I would believe whatever is coming my way is for a reason, I have to embrace it. I would be all invested and enthusiastic. It would work out well until it all breaks apart into million shiny sand grains I couldn’t hold together ever again.

Keep making sand castles nonetheless, draw and write stories and promises on the sand and let the waves wash it away; for you can start afresh and feel it all over again. There is such a deep realization difference in the following: One, when you face the ocean wind for the first time and untamed that you are, you feel it with full intensity; let it hit you in the face, entangle your hair and let the sand be a part of your body. Two, you feeling the familiar ocean breeze, listening to the distant wave hitting the sea blades, traveling miles in a slowed down motion and reaching you while you inhale it all in one long breath and dismiss it before the big wave hits the shore; and you open your eyes to grin.

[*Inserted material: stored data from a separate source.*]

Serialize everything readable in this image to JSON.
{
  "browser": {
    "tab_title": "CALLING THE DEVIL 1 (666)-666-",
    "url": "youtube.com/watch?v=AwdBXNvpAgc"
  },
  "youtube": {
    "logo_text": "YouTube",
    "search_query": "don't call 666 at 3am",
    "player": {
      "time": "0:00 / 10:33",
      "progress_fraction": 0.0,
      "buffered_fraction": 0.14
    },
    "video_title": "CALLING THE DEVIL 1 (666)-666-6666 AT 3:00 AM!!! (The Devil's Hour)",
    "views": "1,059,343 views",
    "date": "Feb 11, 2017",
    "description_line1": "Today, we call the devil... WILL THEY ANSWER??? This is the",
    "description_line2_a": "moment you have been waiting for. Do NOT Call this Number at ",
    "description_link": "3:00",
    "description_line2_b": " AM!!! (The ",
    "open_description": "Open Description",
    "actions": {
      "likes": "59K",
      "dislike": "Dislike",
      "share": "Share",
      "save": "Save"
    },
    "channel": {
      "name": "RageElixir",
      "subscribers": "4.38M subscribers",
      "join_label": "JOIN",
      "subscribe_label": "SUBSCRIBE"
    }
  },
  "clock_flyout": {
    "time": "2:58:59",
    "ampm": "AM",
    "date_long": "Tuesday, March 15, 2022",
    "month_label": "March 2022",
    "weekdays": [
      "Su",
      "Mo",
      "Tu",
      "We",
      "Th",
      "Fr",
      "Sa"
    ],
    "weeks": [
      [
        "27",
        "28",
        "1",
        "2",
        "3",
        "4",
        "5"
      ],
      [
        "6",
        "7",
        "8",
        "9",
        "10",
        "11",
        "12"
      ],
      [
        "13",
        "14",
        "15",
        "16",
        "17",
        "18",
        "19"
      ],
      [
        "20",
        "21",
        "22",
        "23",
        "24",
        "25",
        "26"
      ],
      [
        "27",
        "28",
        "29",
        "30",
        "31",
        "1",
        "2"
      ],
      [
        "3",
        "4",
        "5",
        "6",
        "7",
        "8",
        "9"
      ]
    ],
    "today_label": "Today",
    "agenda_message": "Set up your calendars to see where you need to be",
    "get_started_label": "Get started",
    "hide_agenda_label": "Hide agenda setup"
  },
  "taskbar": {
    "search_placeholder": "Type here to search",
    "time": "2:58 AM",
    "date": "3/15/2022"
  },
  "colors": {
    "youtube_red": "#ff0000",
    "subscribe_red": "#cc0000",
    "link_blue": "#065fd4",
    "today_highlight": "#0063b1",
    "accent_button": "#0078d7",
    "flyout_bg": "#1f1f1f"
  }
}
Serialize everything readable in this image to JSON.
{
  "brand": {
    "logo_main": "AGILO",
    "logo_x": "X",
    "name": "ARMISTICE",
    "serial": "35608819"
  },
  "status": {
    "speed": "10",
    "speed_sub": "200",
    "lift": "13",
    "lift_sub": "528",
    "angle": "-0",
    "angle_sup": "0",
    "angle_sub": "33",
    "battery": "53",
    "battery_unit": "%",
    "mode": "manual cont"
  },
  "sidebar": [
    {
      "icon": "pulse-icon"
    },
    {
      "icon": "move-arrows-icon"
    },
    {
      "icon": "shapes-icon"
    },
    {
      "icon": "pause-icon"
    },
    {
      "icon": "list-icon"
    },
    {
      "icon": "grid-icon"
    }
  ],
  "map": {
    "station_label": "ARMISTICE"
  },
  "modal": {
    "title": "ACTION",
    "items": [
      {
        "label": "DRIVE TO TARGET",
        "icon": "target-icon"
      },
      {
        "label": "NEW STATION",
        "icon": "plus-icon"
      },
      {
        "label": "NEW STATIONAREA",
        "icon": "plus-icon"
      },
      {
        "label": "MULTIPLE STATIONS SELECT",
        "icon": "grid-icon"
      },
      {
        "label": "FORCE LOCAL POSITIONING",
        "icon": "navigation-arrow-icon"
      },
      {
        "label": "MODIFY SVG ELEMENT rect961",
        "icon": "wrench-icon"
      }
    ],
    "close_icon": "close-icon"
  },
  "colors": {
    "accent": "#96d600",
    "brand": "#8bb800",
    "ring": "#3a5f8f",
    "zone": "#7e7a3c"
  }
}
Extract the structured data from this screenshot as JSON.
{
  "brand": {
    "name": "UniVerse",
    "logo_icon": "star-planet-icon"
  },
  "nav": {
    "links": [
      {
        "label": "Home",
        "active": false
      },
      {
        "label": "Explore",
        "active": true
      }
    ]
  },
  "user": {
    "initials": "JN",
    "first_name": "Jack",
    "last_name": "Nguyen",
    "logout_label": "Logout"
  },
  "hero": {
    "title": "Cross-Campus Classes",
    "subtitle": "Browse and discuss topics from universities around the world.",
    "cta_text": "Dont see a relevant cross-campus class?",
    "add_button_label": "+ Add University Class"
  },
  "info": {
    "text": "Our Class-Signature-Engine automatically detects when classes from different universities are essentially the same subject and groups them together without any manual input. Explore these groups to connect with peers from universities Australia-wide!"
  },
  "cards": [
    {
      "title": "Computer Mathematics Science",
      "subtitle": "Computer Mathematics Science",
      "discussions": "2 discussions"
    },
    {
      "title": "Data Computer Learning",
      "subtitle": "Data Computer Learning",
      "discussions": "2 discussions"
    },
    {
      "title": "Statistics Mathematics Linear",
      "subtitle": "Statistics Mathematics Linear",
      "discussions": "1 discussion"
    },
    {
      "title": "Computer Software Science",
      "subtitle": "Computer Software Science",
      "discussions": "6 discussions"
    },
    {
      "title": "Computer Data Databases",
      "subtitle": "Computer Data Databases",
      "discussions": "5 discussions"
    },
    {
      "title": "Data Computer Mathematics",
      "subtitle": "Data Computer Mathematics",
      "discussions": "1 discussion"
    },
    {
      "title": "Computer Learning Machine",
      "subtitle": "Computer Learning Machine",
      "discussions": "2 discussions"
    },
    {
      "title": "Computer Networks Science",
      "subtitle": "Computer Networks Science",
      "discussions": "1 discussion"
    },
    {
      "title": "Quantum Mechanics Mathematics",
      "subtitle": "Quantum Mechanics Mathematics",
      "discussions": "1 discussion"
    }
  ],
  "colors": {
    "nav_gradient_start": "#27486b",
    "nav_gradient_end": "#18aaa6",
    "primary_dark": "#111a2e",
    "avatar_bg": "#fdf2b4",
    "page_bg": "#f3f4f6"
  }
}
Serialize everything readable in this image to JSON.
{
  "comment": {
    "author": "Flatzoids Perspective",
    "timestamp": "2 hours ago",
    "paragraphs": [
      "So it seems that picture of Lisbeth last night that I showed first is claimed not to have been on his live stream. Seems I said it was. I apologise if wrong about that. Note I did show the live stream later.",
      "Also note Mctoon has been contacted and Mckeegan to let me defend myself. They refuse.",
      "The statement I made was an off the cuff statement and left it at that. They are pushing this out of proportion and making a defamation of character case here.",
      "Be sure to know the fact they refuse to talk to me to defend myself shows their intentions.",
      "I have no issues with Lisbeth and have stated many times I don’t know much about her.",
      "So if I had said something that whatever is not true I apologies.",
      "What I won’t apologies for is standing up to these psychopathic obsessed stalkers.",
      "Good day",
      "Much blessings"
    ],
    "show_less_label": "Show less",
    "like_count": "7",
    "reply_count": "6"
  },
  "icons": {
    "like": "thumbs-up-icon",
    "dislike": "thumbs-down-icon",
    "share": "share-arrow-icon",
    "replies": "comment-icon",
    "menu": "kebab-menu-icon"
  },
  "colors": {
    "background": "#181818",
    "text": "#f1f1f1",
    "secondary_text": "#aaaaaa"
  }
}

When I accepted what I was looking for and knew that only I can allow myself to receive it from the forces of the nature, to give me what I deserve and seek in abundance, I started being. The home to someone, waiting at the entrance with open arms to hear about their small achievements and minuscule progress. They knew I wouldn’t give up on them, they knew I was there to be found to be reached when they approached. Words of encouragement and acceptance; oh the simplicity of being one’s true self in your company; the compassion the empathy. Little bit of understanding and lots of patience. Love in abundance – unfiltered, unconditional.

Feel beautiful, live honest, love unlimited, smile limitless.